How do I combine similar elements in a list in python?

292 Views Asked by At

As a practice exercise, I'm trying to generate a color pallette from an image, and am using Python to turn the raw extracted RGB channels into a pallette. This is fairly simple using a combination of lists and dictionaries, but I'd like to be able to put a constraint the the number of colors in the pallette by combining similar color channels, unless they both have a large presence in the image.

Say I have a dictionary with my RGB values and their counts:

countsR = {"255": 301, "250": 16, "10": 589, "14": 124, "8": 132}

This pallette requires 3 bits to index into. Ideally I would run some function, combine_channels(dd, max_distance), which does some terrible O(N^2) things, and outputs something like this:

print(combine_channels(countsR, 10))
>>> {"255": 317, "10": 845}

Which now may be indexed by only one bit!

It would also be good if it could keep track of which things it replaced with what, maybe in another dictionary:

countsR, replacements = combine_channels(countsR, 10)
print(replacements)
>>> {"255": ["250"], "10": ["8", "14"]}

Any ideas on what this may look like?

2

There are 2 best solutions below

5
On BEST ANSWER

In many cases there's multiple different grouping options as the comments show. One easy option is to iterate through channels in numerical order forming groups and if a channel can't be fitted to existing group create a new one. It won't result to maximal distance but it will guarantee minimum number of groups to be generated:

def combine_channels(channels, dist):
    result = {}
    replacements = {}
    groups = []
    group = []
    key = None

    # Iterate through channels in ascending numerical order
    for channel, count in sorted((int(k), v) for k, v in channels.items()):
        # Add new group in case that channel doesn't fit to current group
        if group and channel - key > dist:
            groups.append((key, group))
            group = []
            key = None

        # Add channel to group
        group.append((channel, count))

        # Pick a new key in case there's none or current channel is within
        # dist from first channel in the group
        if key is None or channel - group[0][0] <= dist:
            key = channel

    # Add last group in case it exists
    if group:
        groups.append((key, group))

    for key, group in groups:
        result[key] = sum(x[1] for x in group)
        replacements[key] = [x[0] for x in group if x[0] != key]
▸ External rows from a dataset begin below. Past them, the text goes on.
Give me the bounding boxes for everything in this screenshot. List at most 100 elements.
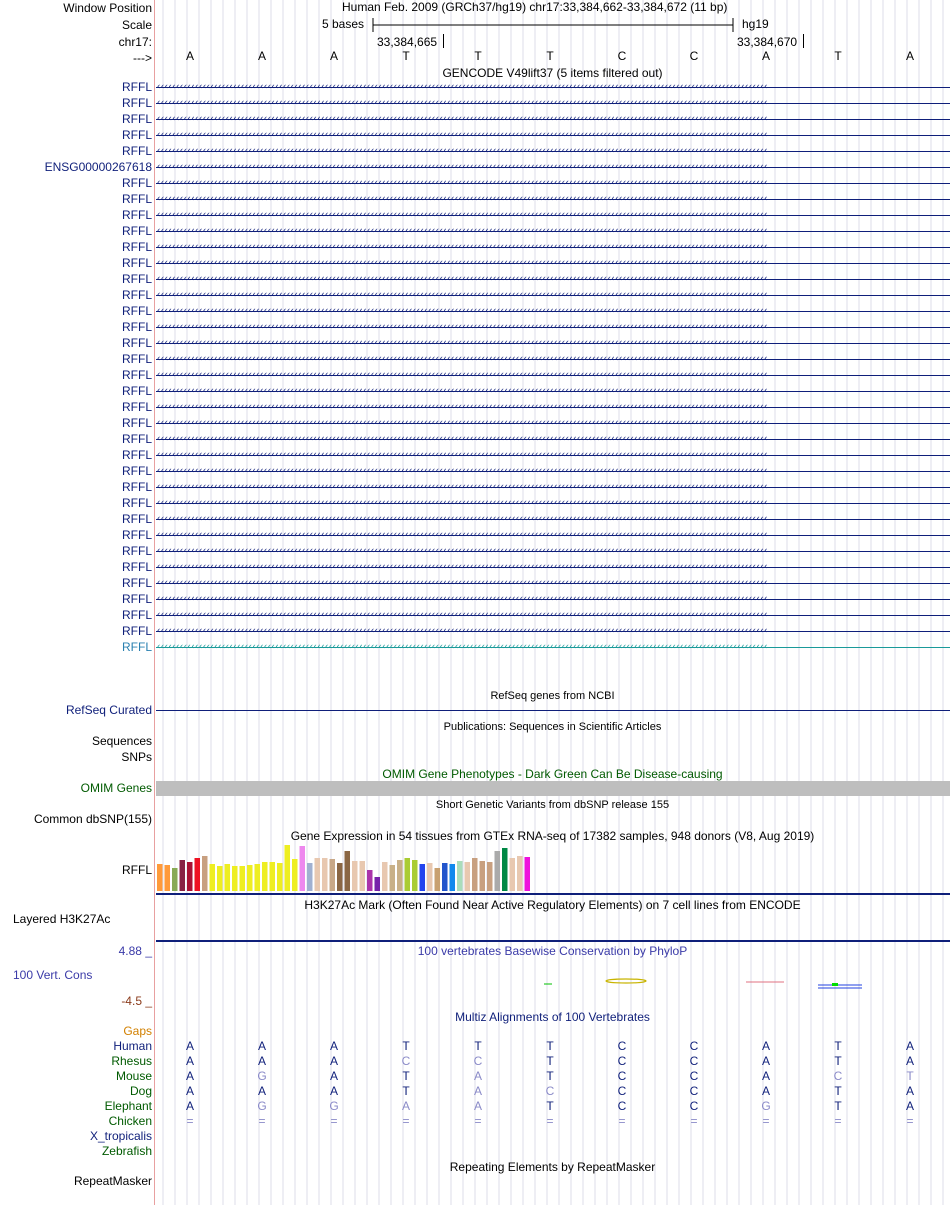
- gencode-transcript-label[interactable]: RFFL: [122, 368, 152, 382]
- gencode-transcript-line[interactable]: ‹‹‹‹‹‹‹‹‹‹‹‹‹‹‹‹‹‹‹‹‹‹‹‹‹‹‹‹‹‹‹‹‹‹‹‹‹‹‹‹…: [156, 258, 950, 268]
- refseq-gene-line[interactable]: [156, 710, 950, 711]
- gencode-transcript-label[interactable]: RFFL: [122, 432, 152, 446]
- omim-track-title[interactable]: OMIM Gene Phenotypes - Dark Green Can Be…: [382, 767, 723, 781]
- gencode-transcript-line[interactable]: ‹‹‹‹‹‹‹‹‹‹‹‹‹‹‹‹‹‹‹‹‹‹‹‹‹‹‹‹‹‹‹‹‹‹‹‹‹‹‹‹…: [156, 306, 950, 316]
- gencode-transcript-line[interactable]: ‹‹‹‹‹‹‹‹‹‹‹‹‹‹‹‹‹‹‹‹‹‹‹‹‹‹‹‹‹‹‹‹‹‹‹‹‹‹‹‹…: [156, 210, 950, 220]
- gtex-tissue-bar[interactable]: [299, 846, 306, 891]
- gencode-transcript-line[interactable]: ‹‹‹‹‹‹‹‹‹‹‹‹‹‹‹‹‹‹‹‹‹‹‹‹‹‹‹‹‹‹‹‹‹‹‹‹‹‹‹‹…: [156, 162, 950, 172]
- gtex-tissue-bar[interactable]: [427, 863, 433, 891]
- gencode-transcript-label[interactable]: RFFL: [122, 256, 152, 270]
- gencode-transcript-line[interactable]: ‹‹‹‹‹‹‹‹‹‹‹‹‹‹‹‹‹‹‹‹‹‹‹‹‹‹‹‹‹‹‹‹‹‹‹‹‹‹‹‹…: [156, 562, 950, 572]
- gencode-transcript-label[interactable]: RFFL: [122, 512, 152, 526]
- gtex-tissue-bar[interactable]: [524, 857, 531, 891]
- gtex-tissue-bar[interactable]: [494, 851, 501, 891]
- gtex-track-title[interactable]: Gene Expression in 54 tissues from GTEx …: [290, 829, 815, 843]
- gencode-transcript-label[interactable]: RFFL: [122, 176, 152, 190]
- gtex-tissue-bar[interactable]: [179, 860, 186, 891]
- gtex-tissue-bar[interactable]: [382, 862, 388, 891]
- gtex-tissue-bar[interactable]: [487, 862, 493, 891]
- species-label[interactable]: Elephant: [104, 1099, 152, 1113]
- gencode-transcript-label[interactable]: RFFL: [122, 544, 152, 558]
- species-label[interactable]: Zebrafish: [101, 1144, 152, 1158]
- gencode-transcript-label[interactable]: RFFL: [122, 80, 152, 94]
- gencode-transcript-line[interactable]: ‹‹‹‹‹‹‹‹‹‹‹‹‹‹‹‹‹‹‹‹‹‹‹‹‹‹‹‹‹‹‹‹‹‹‹‹‹‹‹‹…: [156, 418, 950, 428]
- gtex-tissue-bar[interactable]: [509, 858, 516, 891]
- omim-label[interactable]: OMIM Genes: [80, 781, 152, 795]
- gencode-transcript-line[interactable]: ‹‹‹‹‹‹‹‹‹‹‹‹‹‹‹‹‹‹‹‹‹‹‹‹‹‹‹‹‹‹‹‹‹‹‹‹‹‹‹‹…: [156, 402, 950, 412]
- gtex-tissue-bar[interactable]: [329, 859, 336, 891]
- gtex-tissue-bar[interactable]: [262, 862, 268, 891]
- dbsnp-track-title[interactable]: Short Genetic Variants from dbSNP releas…: [435, 799, 670, 811]
- gencode-transcript-line[interactable]: ‹‹‹‹‹‹‹‹‹‹‹‹‹‹‹‹‹‹‹‹‹‹‹‹‹‹‹‹‹‹‹‹‹‹‹‹‹‹‹‹…: [156, 98, 950, 108]
- gencode-transcript-line[interactable]: ‹‹‹‹‹‹‹‹‹‹‹‹‹‹‹‹‹‹‹‹‹‹‹‹‹‹‹‹‹‹‹‹‹‹‹‹‹‹‹‹…: [156, 114, 950, 124]
- gtex-tissue-bar[interactable]: [502, 848, 508, 891]
- gtex-tissue-bar[interactable]: [194, 858, 201, 891]
- gencode-transcript-label[interactable]: RFFL: [122, 96, 152, 110]
- gencode-transcript-label[interactable]: RFFL: [122, 192, 152, 206]
- gencode-transcript-label[interactable]: RFFL: [122, 576, 152, 590]
- gencode-transcript-label[interactable]: RFFL: [122, 272, 152, 286]
- gtex-tissue-bar[interactable]: [352, 861, 358, 891]
- gtex-tissue-bar[interactable]: [479, 861, 486, 891]
- gtex-tissue-bar[interactable]: [367, 870, 373, 891]
- gtex-tissue-bar[interactable]: [517, 856, 523, 891]
- gtex-tissue-bar[interactable]: [374, 877, 381, 891]
- gencode-transcript-label[interactable]: RFFL: [122, 528, 152, 542]
- gtex-tissue-bar[interactable]: [412, 860, 418, 891]
- gtex-tissue-bar[interactable]: [337, 863, 343, 891]
- species-label[interactable]: Chicken: [108, 1114, 152, 1128]
- gencode-transcript-line[interactable]: ‹‹‹‹‹‹‹‹‹‹‹‹‹‹‹‹‹‹‹‹‹‹‹‹‹‹‹‹‹‹‹‹‹‹‹‹‹‹‹‹…: [156, 338, 950, 348]
- gtex-tissue-bar[interactable]: [344, 851, 351, 891]
- gencode-transcript-line[interactable]: ‹‹‹‹‹‹‹‹‹‹‹‹‹‹‹‹‹‹‹‹‹‹‹‹‹‹‹‹‹‹‹‹‹‹‹‹‹‹‹‹…: [156, 178, 950, 188]
- gtex-tissue-bar[interactable]: [217, 866, 223, 891]
- gtex-bar-chart[interactable]: [156, 844, 556, 892]
- gtex-tissue-bar[interactable]: [419, 864, 426, 891]
- gencode-transcript-label[interactable]: RFFL: [122, 304, 152, 318]
- species-label[interactable]: X_tropicalis: [89, 1129, 152, 1143]
- gencode-transcript-label[interactable]: RFFL: [122, 112, 152, 126]
- repeatmasker-label[interactable]: RepeatMasker: [73, 1174, 152, 1188]
- species-label[interactable]: Dog: [129, 1084, 152, 1098]
- gencode-transcript-line[interactable]: ‹‹‹‹‹‹‹‹‹‹‹‹‹‹‹‹‹‹‹‹‹‹‹‹‹‹‹‹‹‹‹‹‹‹‹‹‹‹‹‹…: [156, 274, 950, 284]
- gtex-tissue-bar[interactable]: [389, 865, 396, 891]
- gencode-transcript-line[interactable]: ‹‹‹‹‹‹‹‹‹‹‹‹‹‹‹‹‹‹‹‹‹‹‹‹‹‹‹‹‹‹‹‹‹‹‹‹‹‹‹‹…: [156, 354, 950, 364]
- gencode-transcript-label[interactable]: RFFL: [122, 560, 152, 574]
- gtex-tissue-bar[interactable]: [292, 859, 298, 891]
- gencode-transcript-line[interactable]: ‹‹‹‹‹‹‹‹‹‹‹‹‹‹‹‹‹‹‹‹‹‹‹‹‹‹‹‹‹‹‹‹‹‹‹‹‹‹‹‹…: [156, 130, 950, 140]
- repeatmasker-track-title[interactable]: Repeating Elements by RepeatMasker: [449, 1160, 656, 1174]
- gencode-transcript-label[interactable]: RFFL: [122, 288, 152, 302]
- gtex-tissue-bar[interactable]: [164, 865, 171, 891]
- gencode-transcript-label[interactable]: RFFL: [122, 336, 152, 350]
- gencode-transcript-line[interactable]: ‹‹‹‹‹‹‹‹‹‹‹‹‹‹‹‹‹‹‹‹‹‹‹‹‹‹‹‹‹‹‹‹‹‹‹‹‹‹‹‹…: [156, 594, 950, 604]
- gtex-tissue-bar[interactable]: [172, 868, 178, 891]
- gtex-tissue-bar[interactable]: [314, 858, 321, 891]
- gtex-tissue-bar[interactable]: [247, 865, 253, 891]
- omim-phenotype-bar[interactable]: [156, 781, 950, 796]
- gencode-transcript-line[interactable]: ‹‹‹‹‹‹‹‹‹‹‹‹‹‹‹‹‹‹‹‹‹‹‹‹‹‹‹‹‹‹‹‹‹‹‹‹‹‹‹‹…: [156, 642, 950, 652]
- h3k27ac-label[interactable]: Layered H3K27Ac: [13, 912, 111, 926]
- gencode-transcript-line[interactable]: ‹‹‹‹‹‹‹‹‹‹‹‹‹‹‹‹‹‹‹‹‹‹‹‹‹‹‹‹‹‹‹‹‹‹‹‹‹‹‹‹…: [156, 386, 950, 396]
- gencode-transcript-line[interactable]: ‹‹‹‹‹‹‹‹‹‹‹‹‹‹‹‹‹‹‹‹‹‹‹‹‹‹‹‹‹‹‹‹‹‹‹‹‹‹‹‹…: [156, 578, 950, 588]
- gencode-transcript-line[interactable]: ‹‹‹‹‹‹‹‹‹‹‹‹‹‹‹‹‹‹‹‹‹‹‹‹‹‹‹‹‹‹‹‹‹‹‹‹‹‹‹‹…: [156, 146, 950, 156]
- gtex-tissue-bar[interactable]: [404, 858, 411, 891]
- gtex-tissue-bar[interactable]: [269, 862, 276, 891]
- gtex-tissue-bar[interactable]: [209, 864, 216, 891]
- publications-track-title[interactable]: Publications: Sequences in Scientific Ar…: [443, 721, 662, 733]
- gtex-tissue-bar[interactable]: [232, 866, 238, 891]
- gencode-transcript-line[interactable]: ‹‹‹‹‹‹‹‹‹‹‹‹‹‹‹‹‹‹‹‹‹‹‹‹‹‹‹‹‹‹‹‹‹‹‹‹‹‹‹‹…: [156, 82, 950, 92]
- gencode-transcript-label[interactable]: RFFL: [122, 640, 152, 654]
- gencode-transcript-label[interactable]: RFFL: [122, 128, 152, 142]
- species-label[interactable]: Rhesus: [111, 1054, 152, 1068]
- gencode-transcript-label[interactable]: RFFL: [122, 416, 152, 430]
- phylop-signal[interactable]: [156, 970, 950, 1000]
- gencode-transcript-line[interactable]: ‹‹‹‹‹‹‹‹‹‹‹‹‹‹‹‹‹‹‹‹‹‹‹‹‹‹‹‹‹‹‹‹‹‹‹‹‹‹‹‹…: [156, 610, 950, 620]
- gencode-transcript-line[interactable]: ‹‹‹‹‹‹‹‹‹‹‹‹‹‹‹‹‹‹‹‹‹‹‹‹‹‹‹‹‹‹‹‹‹‹‹‹‹‹‹‹…: [156, 450, 950, 460]
- gencode-transcript-label[interactable]: RFFL: [122, 592, 152, 606]
- gencode-transcript-label[interactable]: RFFL: [122, 352, 152, 366]
- species-label[interactable]: Human: [113, 1039, 152, 1053]
- species-label[interactable]: Mouse: [115, 1069, 152, 1083]
- phylop-label[interactable]: 100 Vert. Cons: [13, 968, 93, 982]
- gencode-transcript-label[interactable]: ENSG00000267618: [44, 160, 152, 174]
- gtex-tissue-bar[interactable]: [322, 858, 328, 891]
- gtex-tissue-bar[interactable]: [157, 864, 163, 891]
    return result, replacements

countsR1 = {"255": 301, "250": 16, "10": 589, "14": 124, "8": 132}
countsR2 = {"0": 10, "11": 20, "7": 30, "19": 40, "25": 50}
countsR3 = {"0": 5, "11": 10}
print(combine_channels(countsR1, 10))
print(combine_channels(countsR2, 10))
print(combine_channels(countsR3, 10))

Output:

({14: 845, 255: 317}, {14: [8, 10], 255: [250]})
({25: 90, 7: 60}, {25: [19], 7: [0, 11]})
({0: 5, 11: 10}, {0: [], 11: []})

Time complexity of above is O(n log n) since sorting is used.

1
On

Here's what I came up with:

def combine_channels(lst, max_dist):
    colors = list(set(lst)) # unique colors
    counts = dict()
    replacements = dict()
    all_repl = []

    for el in lst:
        counts[el] = counts.get(el, 0) + 1

    N = len(colors)
    dists = np.zeros((N, N))
    for i in range(N - 1):
        for j in range(i + 1, N):
            dist = abs(colors[i] - colors[j])
            dists[i, j] = dist
            if(dist < max_dist):
                if(colors[i] in all_repl or colors[j] in all_repl):
                    continue
                else:
                    if(counts.get(colors[i], 0) > counts.get(colors[j], 0)):
                        winner = colors[i]
                        loser = colors[j]
                    else:
                        winner = colors[j]
                        loser = colors[i]
                counts[winner] += counts.get(loser, 0)
                counts[loser] = 0
                if winner not in replacements:
                    replacements[winner] = list()
                replacements[winner].append(loser)
                all_repl.append(loser)
                if loser not in replacements:
                    continue
                else:
                    replacements[winner] = replacements[winner].extend(replacements[loser])
                    replacements.pop(loser, None)              
    print(replacements)

There's probably many more efficient ways to do it, and it doesn't satisfy the maximum distance requirement, but it works!